For Tagoe, this is all the more why the initiatives are unprecedented.
“That’s a big number, when you think about the gap. But how do you get to this gap?” Tagoe said. “So there are multiple points along the way. These are complex issues. And that’s why, you know, we need these plans; we need really thoughtful and comprehensive approaches to solving the problem because it’s a difficult problem.”
Real estate prices are soaring across the country
Fannie Mae and Freddie Mac’s announcement comes as median home prices and rents across the country soar.
In the first quarter of this year, the median price of a home hit a record high of $428,000, according to the Federal Reserve’s economic data database, known as FRED.
Year-over-year rent increases have soared 90% across the country, according to the most recent analysis from Rent.com. In some markets, like Austin and Oklahoma City, rents have soared more than 112%, two years after a pandemic recession put nearly 40 million people at risk of eviction.

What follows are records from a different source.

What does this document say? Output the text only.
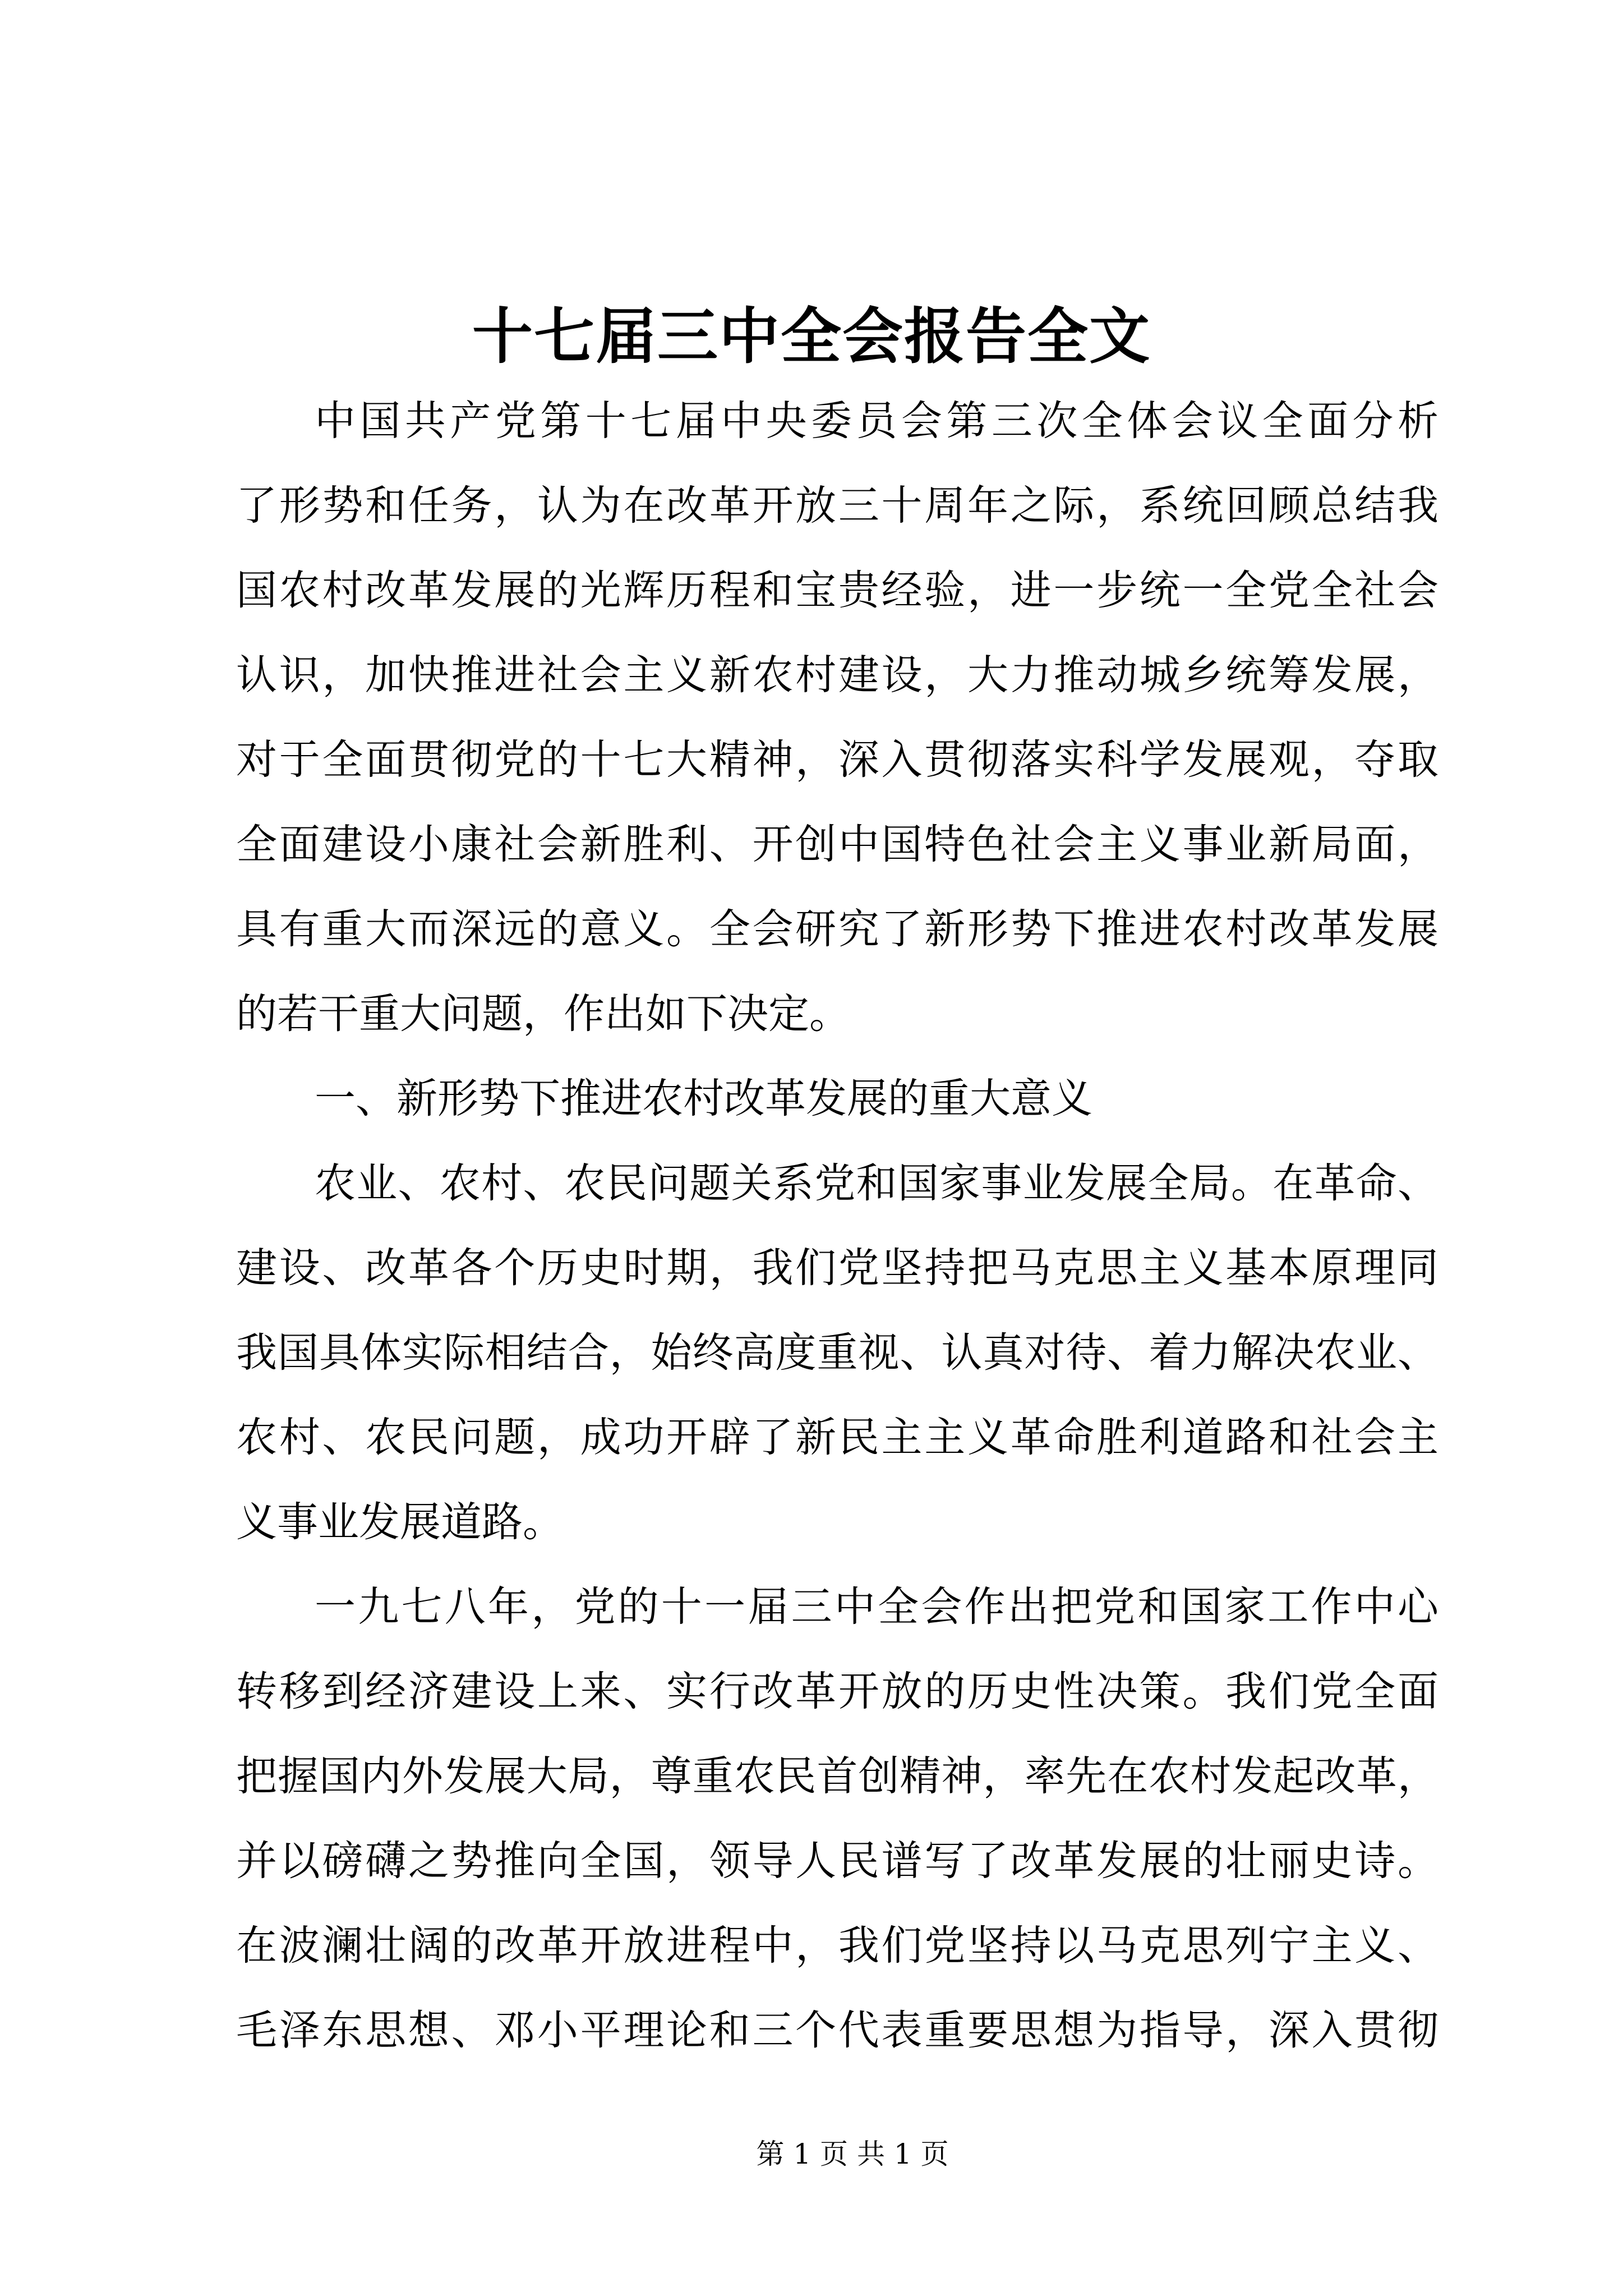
十七届三中全会报告全文
中国共产党第十七届中央委员会第三次全体会议全面分析
了形势和任务，认为在改革开放三十周年之际，系统回顾总结我
国农村改革发展的光辉历程和宝贵经验，进一步统一全党全社会
认识，加快推进社会主义新农村建设，大力推动城乡统筹发展，
对于全面贯彻党的十七大精神，深入贯彻落实科学发展观，夺取
全面建设小康社会新胜利、开创中国特色社会主义事业新局面，
具有重大而深远的意义。全会研究了新形势下推进农村改革发展
的若干重大问题，作出如下决定。
一、新形势下推进农村改革发展的重大意义
农业、农村、农民问题关系党和国家事业发展全局。在革命、
建设、改革各个历史时期，我们党坚持把马克思主义基本原理同
我国具体实际相结合，始终高度重视、认真对待、着力解决农业、
农村、农民问题，成功开辟了新民主主义革命胜利道路和社会主
义事业发展道路。
一九七八年，党的十一届三中全会作出把党和国家工作中心
转移到经济建设上来、实行改革开放的历史性决策。我们党全面
把握国内外发展大局，尊重农民首创精神，率先在农村发起改革，
并以磅礴之势推向全国，领导人民谱写了改革发展的壮丽史诗。
在波澜壮阔的改革开放进程中，我们党坚持以马克思列宁主义、
毛泽东思想、邓小平理论和三个代表重要思想为指导，深入贯彻
第 1 页 共 1 页
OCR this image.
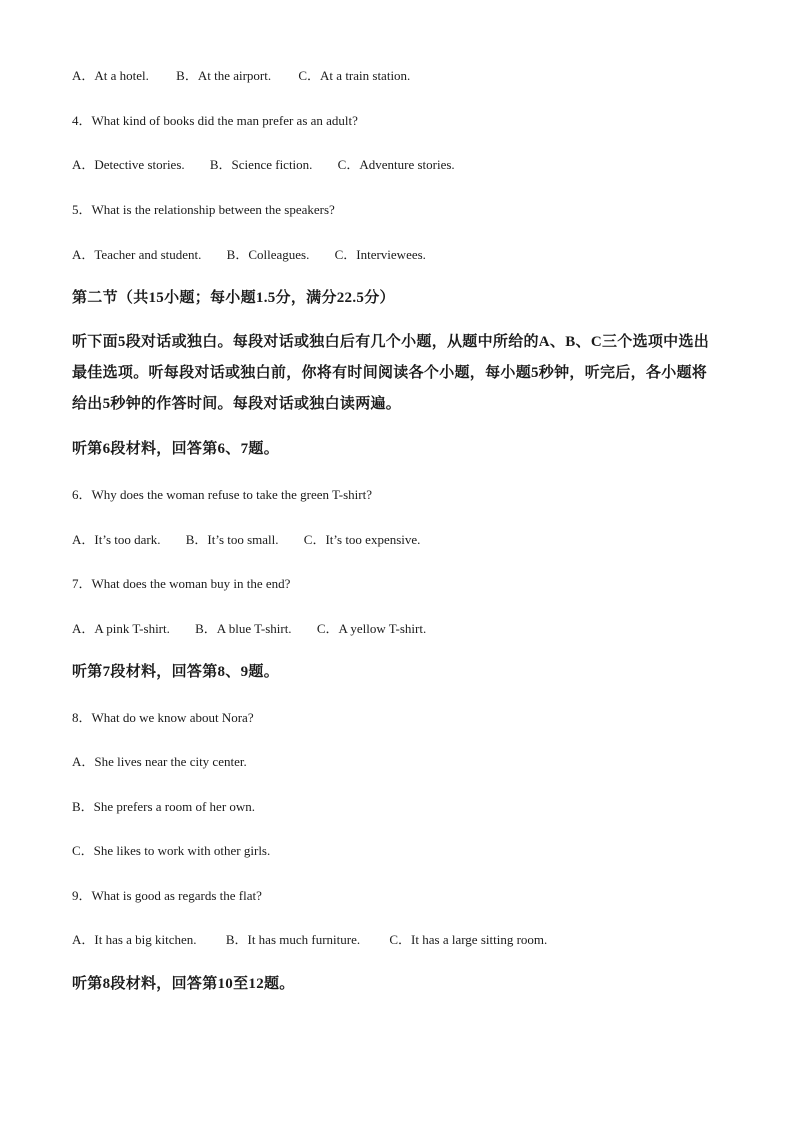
A．At a hotel. B．At the airport. C．At a train station.
4．What kind of books did the man prefer as an adult?
A．Detective stories. B．Science fiction. C．Adventure stories.
5．What is the relationship between the speakers?
A．Teacher and student. B．Colleagues. C．Interviewees.
第二节（共15小题；每小题1.5分，满分22.5分）
听下面5段对话或独白。每段对话或独白后有几个小题，从题中所给的A、B、C三个选项中选出最佳选项。听每段对话或独白前，你将有时间阅读各个小题，每小题5秒钟，听完后，各小题将给出5秒钟的作答时间。每段对话或独白读两遍。
听第6段材料，回答第6、7题。
6．Why does the woman refuse to take the green T-shirt?
A．It’s too dark. B．It’s too small. C．It’s too expensive.
7．What does the woman buy in the end?
A．A pink T-shirt. B．A blue T-shirt. C．A yellow T-shirt.
听第7段材料，回答第8、9题。
8．What do we know about Nora?
A．She lives near the city center.
B．She prefers a room of her own.
C．She likes to work with other girls.
9．What is good as regards the flat?
A．It has a big kitchen. B．It has much furniture. C．It has a large sitting room.
听第8段材料，回答第10至12题。
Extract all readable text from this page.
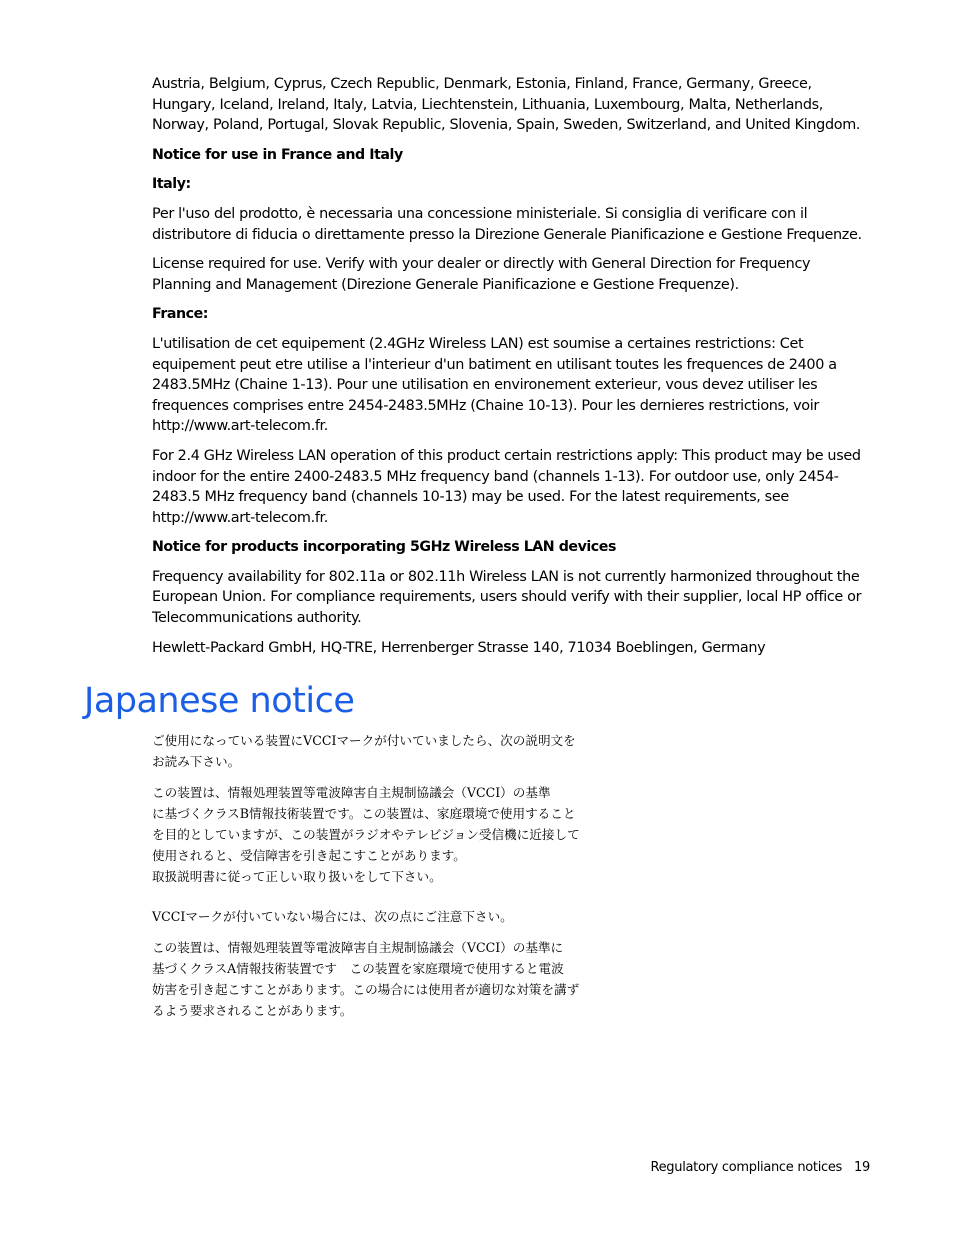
Austria, Belgium, Cyprus, Czech Republic, Denmark, Estonia, Finland, France, Germany, Greece, Hungary, Iceland, Ireland, Italy, Latvia, Liechtenstein, Lithuania, Luxembourg, Malta, Netherlands, Norway, Poland, Portugal, Slovak Republic, Slovenia, Spain, Sweden, Switzerland, and United Kingdom.

Notice for use in France and Italy

Italy:

Per l'uso del prodotto, è necessaria una concessione ministeriale. Si consiglia di verificare con il distributore di fiducia o direttamente presso la Direzione Generale Pianificazione e Gestione Frequenze.

License required for use. Verify with your dealer or directly with General Direction for Frequency Planning and Management (Direzione Generale Pianificazione e Gestione Frequenze).

France:

L'utilisation de cet equipement (2.4GHz Wireless LAN) est soumise a certaines restrictions: Cet equipement peut etre utilise a l'interieur d'un batiment en utilisant toutes les frequences de 2400 a 2483.5MHz (Chaine 1-13). Pour une utilisation en environement exterieur, vous devez utiliser les frequences comprises entre 2454-2483.5MHz (Chaine 10-13). Pour les dernieres restrictions, voir http://www.art-telecom.fr.

For 2.4 GHz Wireless LAN operation of this product certain restrictions apply: This product may be used indoor for the entire 2400-2483.5 MHz frequency band (channels 1-13). For outdoor use, only 2454-2483.5 MHz frequency band (channels 10-13) may be used. For the latest requirements, see http://www.art-telecom.fr.

Notice for products incorporating 5GHz Wireless LAN devices

Frequency availability for 802.11a or 802.11h Wireless LAN is not currently harmonized throughout the European Union. For compliance requirements, users should verify with their supplier, local HP office or Telecommunications authority.

Hewlett-Packard GmbH, HQ-TRE, Herrenberger Strasse 140, 71034 Boeblingen, Germany

Japanese notice

ご使用になっている装置にVCCIマークが付いていましたら、次の説明文を
お読み下さい。

この装置は、情報処理装置等電波障害自主規制協議会（VCCI）の基準
に基づくクラスB情報技術装置です。この装置は、家庭環境で使用すること
を目的としていますが、この装置がラジオやテレビジョン受信機に近接して
使用されると、受信障害を引き起こすことがあります。
取扱説明書に従って正しい取り扱いをして下さい。

VCCIマークが付いていない場合には、次の点にご注意下さい。

この装置は、情報処理装置等電波障害自主規制協議会（VCCI）の基準に
基づくクラスA情報技術装置です　この装置を家庭環境で使用すると電波
妨害を引き起こすことがあります。この場合には使用者が適切な対策を講ず
るよう要求されることがあります。

Regulatory compliance notices 19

A majority of Americans also think now is not the time to buy a home for the first time since 1978.
Only 30% of American adults said now was a good time to buy a home, according to a new Gallup poll, due to an annual inflation rate that accelerated to 8.5% in March. and interest rates on 30-year fixed-rate mortgages that exceeded 5%, compared to 3% in 2020.
Taken together, ordinary Americans are seeking relief in an overpriced housing market that has exacerbated inequality.
“Let me keep it for the record because it was about time,” said James Carras, assistant lecturer at public policy at Harvard University’s Kennedy School of Government in Cambridge, Massachusetts. “That’s what they should have done from the start. And it’s a good first step.”